In order to heal, you must forgive the ones who hurt you, Oldman said. And to forgive, means to let go.

“So now I needed to forgive these British people, because I'm treating them like colonizers, and they're not really colonizers,” he said.

Oldman travelled to London to forgive the Queen and her British subjects. And then he went to St. Peter's Basilica in Rome to sprinkle red earth and drop eagle down to cover up the shame and protect people from abuse by the Catholic Church, he told me.

Wearing his headband, a “Decolonize” T-shirt, and holding his rattle, he remembered reading the words outside one entrance: “Rome is open to everyone of every faith. You are welcome here.”

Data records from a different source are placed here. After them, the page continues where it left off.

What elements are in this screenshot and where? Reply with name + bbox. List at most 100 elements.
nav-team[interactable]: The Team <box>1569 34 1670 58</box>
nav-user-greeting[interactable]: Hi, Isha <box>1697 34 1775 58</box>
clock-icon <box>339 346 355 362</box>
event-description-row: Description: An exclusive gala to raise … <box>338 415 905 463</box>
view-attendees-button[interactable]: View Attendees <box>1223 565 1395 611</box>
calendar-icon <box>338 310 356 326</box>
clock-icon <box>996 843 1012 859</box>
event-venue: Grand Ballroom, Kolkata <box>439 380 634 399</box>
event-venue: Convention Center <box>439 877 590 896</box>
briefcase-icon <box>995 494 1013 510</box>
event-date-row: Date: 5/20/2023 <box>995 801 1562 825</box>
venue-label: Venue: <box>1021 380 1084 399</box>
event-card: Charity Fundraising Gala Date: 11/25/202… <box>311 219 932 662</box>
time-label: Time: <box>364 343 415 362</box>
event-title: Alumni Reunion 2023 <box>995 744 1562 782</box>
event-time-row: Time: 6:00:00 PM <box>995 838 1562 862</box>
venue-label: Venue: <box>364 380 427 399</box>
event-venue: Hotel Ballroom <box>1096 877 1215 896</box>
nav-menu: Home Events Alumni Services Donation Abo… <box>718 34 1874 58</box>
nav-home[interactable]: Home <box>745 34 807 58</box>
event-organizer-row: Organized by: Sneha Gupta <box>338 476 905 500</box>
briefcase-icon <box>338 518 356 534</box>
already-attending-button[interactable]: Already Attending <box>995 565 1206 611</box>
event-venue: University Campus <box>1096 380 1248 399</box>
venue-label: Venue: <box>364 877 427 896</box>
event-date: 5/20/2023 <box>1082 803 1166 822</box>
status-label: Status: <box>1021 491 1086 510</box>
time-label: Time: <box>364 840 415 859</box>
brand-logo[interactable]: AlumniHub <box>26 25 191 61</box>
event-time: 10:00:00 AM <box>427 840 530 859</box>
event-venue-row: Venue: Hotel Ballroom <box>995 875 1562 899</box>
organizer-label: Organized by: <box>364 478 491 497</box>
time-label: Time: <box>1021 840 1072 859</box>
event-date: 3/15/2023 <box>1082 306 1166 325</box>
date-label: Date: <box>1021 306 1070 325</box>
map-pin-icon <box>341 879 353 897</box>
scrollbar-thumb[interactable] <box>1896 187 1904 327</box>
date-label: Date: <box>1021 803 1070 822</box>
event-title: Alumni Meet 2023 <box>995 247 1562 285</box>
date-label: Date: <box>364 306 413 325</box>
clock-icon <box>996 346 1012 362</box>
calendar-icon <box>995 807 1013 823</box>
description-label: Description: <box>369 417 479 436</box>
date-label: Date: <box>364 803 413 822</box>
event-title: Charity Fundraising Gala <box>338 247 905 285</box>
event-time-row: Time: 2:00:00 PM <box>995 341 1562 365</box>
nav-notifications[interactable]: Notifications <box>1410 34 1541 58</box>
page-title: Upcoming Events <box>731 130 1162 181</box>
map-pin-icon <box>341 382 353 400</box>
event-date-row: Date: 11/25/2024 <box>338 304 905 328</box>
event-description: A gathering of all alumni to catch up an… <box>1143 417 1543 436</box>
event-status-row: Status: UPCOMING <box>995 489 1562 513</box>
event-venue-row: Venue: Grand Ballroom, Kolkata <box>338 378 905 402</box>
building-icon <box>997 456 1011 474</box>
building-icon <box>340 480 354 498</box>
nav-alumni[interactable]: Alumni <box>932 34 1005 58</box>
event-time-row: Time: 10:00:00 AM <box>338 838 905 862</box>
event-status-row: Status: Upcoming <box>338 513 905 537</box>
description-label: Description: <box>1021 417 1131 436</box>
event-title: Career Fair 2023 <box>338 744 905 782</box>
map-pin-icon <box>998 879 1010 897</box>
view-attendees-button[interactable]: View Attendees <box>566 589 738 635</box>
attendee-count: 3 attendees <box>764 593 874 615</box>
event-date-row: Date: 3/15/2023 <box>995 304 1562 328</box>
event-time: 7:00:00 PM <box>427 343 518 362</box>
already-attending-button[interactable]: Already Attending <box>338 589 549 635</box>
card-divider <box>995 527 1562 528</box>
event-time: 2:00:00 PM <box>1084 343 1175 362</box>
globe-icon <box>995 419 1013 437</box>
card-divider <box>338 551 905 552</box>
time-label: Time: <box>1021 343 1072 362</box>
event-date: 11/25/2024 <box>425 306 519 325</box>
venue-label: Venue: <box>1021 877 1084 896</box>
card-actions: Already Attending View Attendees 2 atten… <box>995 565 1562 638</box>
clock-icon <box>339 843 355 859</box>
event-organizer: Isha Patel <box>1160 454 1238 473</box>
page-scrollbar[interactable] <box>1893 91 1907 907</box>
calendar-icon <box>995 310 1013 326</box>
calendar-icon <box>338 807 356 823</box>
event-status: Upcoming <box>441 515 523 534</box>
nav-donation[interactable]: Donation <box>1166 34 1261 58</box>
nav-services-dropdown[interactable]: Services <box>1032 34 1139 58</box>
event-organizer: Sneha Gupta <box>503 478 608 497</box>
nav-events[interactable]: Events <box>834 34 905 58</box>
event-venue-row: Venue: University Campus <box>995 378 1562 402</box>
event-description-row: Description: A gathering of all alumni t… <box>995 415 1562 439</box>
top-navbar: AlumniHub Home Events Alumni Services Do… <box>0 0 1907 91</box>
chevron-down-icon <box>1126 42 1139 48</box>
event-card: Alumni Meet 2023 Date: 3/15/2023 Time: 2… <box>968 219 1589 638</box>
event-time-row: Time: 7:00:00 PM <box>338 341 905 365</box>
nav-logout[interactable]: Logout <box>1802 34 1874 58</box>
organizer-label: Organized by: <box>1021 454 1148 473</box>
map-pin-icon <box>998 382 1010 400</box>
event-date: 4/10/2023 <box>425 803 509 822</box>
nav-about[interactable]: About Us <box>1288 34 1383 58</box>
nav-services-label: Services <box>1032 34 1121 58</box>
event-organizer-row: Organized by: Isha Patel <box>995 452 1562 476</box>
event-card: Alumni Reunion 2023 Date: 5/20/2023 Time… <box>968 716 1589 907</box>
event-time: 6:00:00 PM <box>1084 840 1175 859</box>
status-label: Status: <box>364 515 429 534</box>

“I said, 'Oh, those are beautiful words,'” he told me, and he had his ceremony, with tears in his eyes, because the hate was so intense.

As Gerry Oldman got healthier, he fell in love with running. Photo provided by Gerry Oldman

Later, Oldman travelled to Spain to have a few words with Christopher Columbus.

“Chris, I said, you really opened Pandora's box for Indigenous people. We didn't have suicide, poverty, alcohol, we didn't have smallpox or regenerative diseases. We didn't know what hunger was,” Oldman told Columbus' body. “I'm here to forgive you,” Oldman said, and he did the ceremony at his tomb.

Oldman wants to visit the Parliament Buildings in Ottawa to let go of the Canadian government.

Now, Oldman can see the sun reflect off pine needles on trees. He can see reflections he was blinded to before. And he can see himself.

“We have a ceremony where I'm from, which means to look at yourself. That's what we call our sweat lodge, a place to look at yourself,” Oldman said. And he has never stopped looking.

Oldman shares his stories regularly on his podcast. He wants to leave something for the children, he said, so they have a better life, just as somebody did for him.